Tara spent 7 days in intensive care. Kathy and I took 24 hour shifts in the hospital with her. We held her in our arms and comforted her as best we could. We felt helpless. The chapel at Cardinal Glennon hospital became sacred ground to me. It was all in God’s hands. The prayers and support of family and friends were overwhelming. Never in my life have I experienced such powerful love from so many people. It was an experience of heaven in the midst of all the pain. It was humbling and inspiring to witness the love and compassion which others had for our family. It often brought me to tears.

The first bit of good news came that Tara’s tumor was not cancerous. After two weeks the surgeon felt she had recovered enough to survive another surgery to remove the rest of the tumor. The 2nd surgery also lasted 9 hours. But by now hundreds of people were praying for Tara. This time, she lost very little blood and spent just one day in the intensive care unit. A week later, Tara went home for the first time in 22 days. We hoped and prayed that Tara would not need to have a shunt now that the tumor was removed. It was 50/50. But the testing of our faith was to continue. Every other day we would drive to the hospital so that the fluid she could not absorb on her own could be drawn from her head with a syringe. It became clear that Tara needed a shunt. Surgery was scheduled and we grieved over her continued suffering.

In a 12 month span, Tara endured 10 surgeries (the tumor resections, shunt placements and revisions, and hernia repair). She also started having seizures which affected her respiratory and circulatory systems. We became regular visitors to the emergency rooms at Cardinal Glennon and St. Louis Children’s hospitals. Tara had two shunts placed that drain fluid from her brain into her abdomen. In total Tara has had 16 surgeries, the last of which was in 2010. It required hundreds of hours of occupational and physical therapy for Tara to learn to crawl, to walk, and to manage basic life tasks. Every milestone became a celebration.

Tara is now 18 and will graduate from Marquette High School in May. She is clinically brain injured which has left her with several deficits most notably memory issues. She takes medication daily to prevent seizures. But all things considered, she is a walking miracle. When doctors review her brain scans they say they would never match them to a patient of Tara’s functional level. I will never forget the intensity and trauma of Tara’s early childhood.
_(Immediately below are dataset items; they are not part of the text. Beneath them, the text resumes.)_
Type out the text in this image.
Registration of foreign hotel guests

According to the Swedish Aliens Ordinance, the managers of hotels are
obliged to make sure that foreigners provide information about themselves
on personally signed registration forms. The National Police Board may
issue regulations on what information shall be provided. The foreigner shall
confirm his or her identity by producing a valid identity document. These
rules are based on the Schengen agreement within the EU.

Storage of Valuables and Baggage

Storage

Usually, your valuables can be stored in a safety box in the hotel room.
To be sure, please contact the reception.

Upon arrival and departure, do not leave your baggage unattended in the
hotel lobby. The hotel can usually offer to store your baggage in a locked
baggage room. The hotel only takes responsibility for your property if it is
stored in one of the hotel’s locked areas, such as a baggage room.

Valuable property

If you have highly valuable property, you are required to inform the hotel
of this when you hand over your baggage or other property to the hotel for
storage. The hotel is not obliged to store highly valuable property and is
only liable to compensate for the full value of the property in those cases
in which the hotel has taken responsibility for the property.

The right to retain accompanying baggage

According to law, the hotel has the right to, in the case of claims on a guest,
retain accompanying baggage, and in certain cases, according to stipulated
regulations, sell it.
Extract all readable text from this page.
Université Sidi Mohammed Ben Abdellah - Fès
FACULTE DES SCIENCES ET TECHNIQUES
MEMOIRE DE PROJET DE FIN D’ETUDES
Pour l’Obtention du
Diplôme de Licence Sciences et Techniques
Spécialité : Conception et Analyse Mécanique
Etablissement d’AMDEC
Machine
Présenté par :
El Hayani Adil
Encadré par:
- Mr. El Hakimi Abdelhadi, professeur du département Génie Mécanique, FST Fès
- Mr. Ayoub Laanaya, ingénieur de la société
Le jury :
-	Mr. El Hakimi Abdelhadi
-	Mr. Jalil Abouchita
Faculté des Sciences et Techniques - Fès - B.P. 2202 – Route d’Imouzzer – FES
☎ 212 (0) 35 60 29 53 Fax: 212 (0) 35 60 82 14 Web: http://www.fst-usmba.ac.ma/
We prayed and prayed for healing. There was no miraculous instantaneous cure, but over a period of years, Tara’s health issues improved.

Those early years were a constant reminder of what was truly important in life. It brought us into contact with wonderful and amazing individuals who care for seriously ill children. We met many parents of children who suffer from medical difficulties. It was humbling to hear the stories of others who have walked a similar path. It taught us just how fragile life is, how little we are in control, and how much God is in control. He revealed himself to us in many ways throughout Tara’s illness. I would not have chosen this road to travel had I been given a choice. And yet Tara’s life has and continues to have a positive spiritual impact on many other people. She is very active in Holy Infant youth group. She has told me that her brain injury is a gift that draws her closer to God. I was amazed to hear these words come from my teenage daughter. I do not know what the future holds for Tara, but I am confident that God has a plan for her. We may not know the plan. We may not know when the storms in our lives will subside. But God knows. His plan serves a greater purpose that we may not be able to see.